The No Child Left Behind Question: Is There Too Much Testing or Not Enough?

Education Secretary, Arne Duncan, says there should be yearly testing for students in grades 3-8. But, the American Federation of Teachers, the nation’s second largest teachers’ union, says testing should not be yearly but done every few years, or, as they call it, in grade spands.

For Yearly Testing:

  • Allow parents to be consistently updated on child’s progress
  • Allows both, state and local governments and educators to work on and analyze where education is working and where it is not working

Kati Haycock, president of the the Education Trust said, “…Kids who are not tested end up not counting.”

For Span Testing:

  • Puts less pressure on kids and teachers, in terms of performance
  • Allows for a more flexible and creative learning environment and curricula

Lily Eskelsen García, President of the National Education Association said, “Parents and educators know that the one size fits all annual federal testing structure has not worked.”

While this is a very brief summary of the debate, I have done further reading and still find myself sort of stuck in between the two viewpoints.

One of the main concerns for people in favor of span testing is the emphasis that is taken away from teacher performance based on standardized tests and the treatment that sll students take tests equally. I think these two ideas are very poignant and it seems that span testing could be the solution that addresses these pressures that both students and teachers face.

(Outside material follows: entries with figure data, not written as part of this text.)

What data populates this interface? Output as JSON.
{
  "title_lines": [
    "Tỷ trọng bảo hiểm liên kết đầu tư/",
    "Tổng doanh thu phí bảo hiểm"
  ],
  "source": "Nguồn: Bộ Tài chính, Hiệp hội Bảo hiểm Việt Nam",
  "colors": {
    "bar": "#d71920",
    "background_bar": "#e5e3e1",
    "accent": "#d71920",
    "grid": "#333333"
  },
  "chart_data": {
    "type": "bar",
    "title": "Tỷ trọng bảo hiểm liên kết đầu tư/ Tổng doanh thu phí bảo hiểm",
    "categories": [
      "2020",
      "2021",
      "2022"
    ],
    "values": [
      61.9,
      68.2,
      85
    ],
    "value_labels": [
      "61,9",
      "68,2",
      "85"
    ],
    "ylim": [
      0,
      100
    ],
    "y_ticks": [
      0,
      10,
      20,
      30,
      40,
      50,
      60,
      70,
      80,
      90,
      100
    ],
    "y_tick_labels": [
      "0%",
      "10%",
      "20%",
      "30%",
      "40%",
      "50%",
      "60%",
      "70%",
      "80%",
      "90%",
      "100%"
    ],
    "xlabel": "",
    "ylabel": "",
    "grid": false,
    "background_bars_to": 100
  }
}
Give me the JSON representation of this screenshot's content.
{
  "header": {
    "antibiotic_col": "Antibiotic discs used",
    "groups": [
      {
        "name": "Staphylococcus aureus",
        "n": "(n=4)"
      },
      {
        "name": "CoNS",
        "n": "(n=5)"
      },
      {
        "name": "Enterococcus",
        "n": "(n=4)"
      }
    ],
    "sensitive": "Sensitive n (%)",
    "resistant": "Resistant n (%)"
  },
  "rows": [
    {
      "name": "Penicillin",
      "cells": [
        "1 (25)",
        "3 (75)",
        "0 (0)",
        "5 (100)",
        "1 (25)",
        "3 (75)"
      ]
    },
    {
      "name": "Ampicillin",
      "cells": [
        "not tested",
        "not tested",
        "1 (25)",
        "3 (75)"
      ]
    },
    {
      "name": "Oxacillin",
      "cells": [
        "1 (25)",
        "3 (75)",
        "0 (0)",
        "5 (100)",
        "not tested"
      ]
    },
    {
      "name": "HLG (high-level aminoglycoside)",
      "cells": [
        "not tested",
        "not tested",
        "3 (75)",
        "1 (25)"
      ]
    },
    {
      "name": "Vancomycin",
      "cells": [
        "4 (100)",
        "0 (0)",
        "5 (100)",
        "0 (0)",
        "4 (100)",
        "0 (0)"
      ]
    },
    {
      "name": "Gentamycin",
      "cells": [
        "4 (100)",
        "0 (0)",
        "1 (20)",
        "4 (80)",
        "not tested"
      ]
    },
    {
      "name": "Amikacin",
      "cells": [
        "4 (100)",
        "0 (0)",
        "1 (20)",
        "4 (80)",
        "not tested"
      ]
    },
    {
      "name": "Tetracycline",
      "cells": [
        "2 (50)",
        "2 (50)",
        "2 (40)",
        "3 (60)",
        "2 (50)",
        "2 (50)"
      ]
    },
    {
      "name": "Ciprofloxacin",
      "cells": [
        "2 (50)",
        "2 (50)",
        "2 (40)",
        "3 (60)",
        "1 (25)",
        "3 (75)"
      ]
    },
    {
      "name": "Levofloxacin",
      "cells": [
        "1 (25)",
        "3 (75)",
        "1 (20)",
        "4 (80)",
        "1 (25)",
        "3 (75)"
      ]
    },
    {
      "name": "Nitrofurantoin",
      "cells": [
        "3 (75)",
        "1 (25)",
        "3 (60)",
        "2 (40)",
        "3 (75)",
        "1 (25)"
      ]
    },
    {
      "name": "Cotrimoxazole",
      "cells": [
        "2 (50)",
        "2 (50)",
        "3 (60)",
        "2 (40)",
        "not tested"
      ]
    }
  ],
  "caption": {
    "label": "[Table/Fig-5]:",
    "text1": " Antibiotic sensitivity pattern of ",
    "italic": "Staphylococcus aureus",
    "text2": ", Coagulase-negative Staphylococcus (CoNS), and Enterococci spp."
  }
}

However, without an annual indicator, like standardized tests, it would seem difficult to find something that  allows parents, teachers and students to follow  students  progress effectively and take measures to ensure that students are getting the help they need on a time schedule that allows them to be college or career ready.

Perhaps, the best solution would be to find a substitute (or two or three) that would provide parents, students ad teachers with some kind of real measurement of progress. It is a little unclear on what those yearly indicators would be, but thinking about them is definitely a start to a more comfortable but effective learning environment.